Known issues from ARCHICAD to Revit
- Site geometry – Elements allocated as ‘Site Geometry’ in ARCHICAD’s Element Classification are not transferred into Autodesk Revit when Link methodology is used and ‘As geometric set (wireframe)’ translator setting is used at export. Solution is to use an alternative translator or change ‘Site Geometry’ to ‘Building Element Proxy’. See ‘Interoperability testing : IFC2x3 site geometry exchange‘ blog post for more information on site geometry exchange with a variety of software.
- Models located a long way from the ARCHICAD origin – Models should such as Site Models must be exported from ARCHICAD solo files and not BIMcloud/Teamwork files for exchange with Autodesk Revit. Models exported from BIMcloud/Teamwork files cause the project base point and survey point in Revit to be the same rather than containing the correct model location. See next point for issue and solution.
- Building model exchange – Models located a long way from the project base point can cause a number of issues including loosing Revit spaces created from ARCHICAD Spaces (Zone Stamps) and items connected to walls moving after updates. Solution is to export ARCHICAD models from a Building Model located near to the ARCHICAD project origin. With this method exporting from BIMcloud/Teamworks is ok.
- Coverings – Note that in ARCHICAD the following elements are classified as Coverings: Ceilings, Flooring & Cladding. This means that Revit will import all of these elements into a single Category.
- Wall height matching door height – Walls which contain a door with the same height will cause the door to disappear in Revit. Walls in ARCHICAD need to be modelled slightly higher than the door to avoid this issue. This is particularly the case for doors modelled in curtain walling.
- Room height – All room (space) heights transfer into Autodesk Revit with a default height of 8 feet / 2438.4 metres irrespective of the space (zone stamp) heights defined within ARCHICAD.

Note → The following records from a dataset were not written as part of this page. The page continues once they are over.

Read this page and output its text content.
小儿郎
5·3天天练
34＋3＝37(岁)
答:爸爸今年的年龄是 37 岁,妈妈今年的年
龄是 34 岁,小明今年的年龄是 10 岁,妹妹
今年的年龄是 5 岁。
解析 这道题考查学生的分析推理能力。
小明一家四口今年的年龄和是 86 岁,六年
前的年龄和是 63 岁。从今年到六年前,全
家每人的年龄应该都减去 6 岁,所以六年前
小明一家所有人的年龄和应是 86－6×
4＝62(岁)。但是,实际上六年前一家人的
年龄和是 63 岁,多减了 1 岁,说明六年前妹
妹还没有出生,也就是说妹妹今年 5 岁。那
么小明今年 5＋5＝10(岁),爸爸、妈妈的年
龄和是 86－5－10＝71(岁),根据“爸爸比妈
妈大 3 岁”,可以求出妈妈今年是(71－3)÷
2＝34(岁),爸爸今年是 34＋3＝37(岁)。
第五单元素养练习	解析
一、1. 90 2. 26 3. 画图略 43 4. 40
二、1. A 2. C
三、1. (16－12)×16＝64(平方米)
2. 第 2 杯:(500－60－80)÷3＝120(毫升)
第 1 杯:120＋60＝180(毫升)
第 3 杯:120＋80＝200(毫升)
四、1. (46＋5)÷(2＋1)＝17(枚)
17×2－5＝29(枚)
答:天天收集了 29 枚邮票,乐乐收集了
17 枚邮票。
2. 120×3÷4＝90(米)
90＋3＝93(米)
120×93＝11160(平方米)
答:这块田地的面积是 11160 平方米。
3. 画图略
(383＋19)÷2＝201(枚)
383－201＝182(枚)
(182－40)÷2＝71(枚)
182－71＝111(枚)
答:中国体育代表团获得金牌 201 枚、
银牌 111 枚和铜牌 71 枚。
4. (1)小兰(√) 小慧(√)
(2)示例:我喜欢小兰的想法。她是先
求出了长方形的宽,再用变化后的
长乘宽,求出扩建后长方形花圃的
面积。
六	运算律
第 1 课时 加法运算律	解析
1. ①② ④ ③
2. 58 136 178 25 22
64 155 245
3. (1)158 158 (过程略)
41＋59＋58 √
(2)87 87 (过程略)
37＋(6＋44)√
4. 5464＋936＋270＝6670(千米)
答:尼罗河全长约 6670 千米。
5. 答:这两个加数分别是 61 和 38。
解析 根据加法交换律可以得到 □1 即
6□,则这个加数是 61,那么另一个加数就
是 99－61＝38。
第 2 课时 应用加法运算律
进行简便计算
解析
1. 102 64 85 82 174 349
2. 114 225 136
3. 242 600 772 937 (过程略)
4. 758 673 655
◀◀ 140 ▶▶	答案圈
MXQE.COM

- Door swings – Linking an IFC into Autodesk Revit will result in 2D door swings not displaying correctly. The openings will be available but not the door swing. Opening an IFC or converting the IFC to a native Autodesk Revit file will resolve this issue.
- Connecting elements in Revit to walls exchanged from ARCHICAD – Some walls when converted into Autodesk Revit won’t allow elements to be connected. From our tests this appears inconsistent and we have not been able to isolate the reason for this. This appears to be better with Linked IFC in 2016 but causes other issues as noted above.
Known issues from Revit to ARCHICAD
- Profile Attributes – Extreme care should be taken with attribute management when receiving models from Autodesk Revit (and any other software). This is not an issue on first exchange but can be an issue with subsequent updates. Solution is to manage attributes on each import.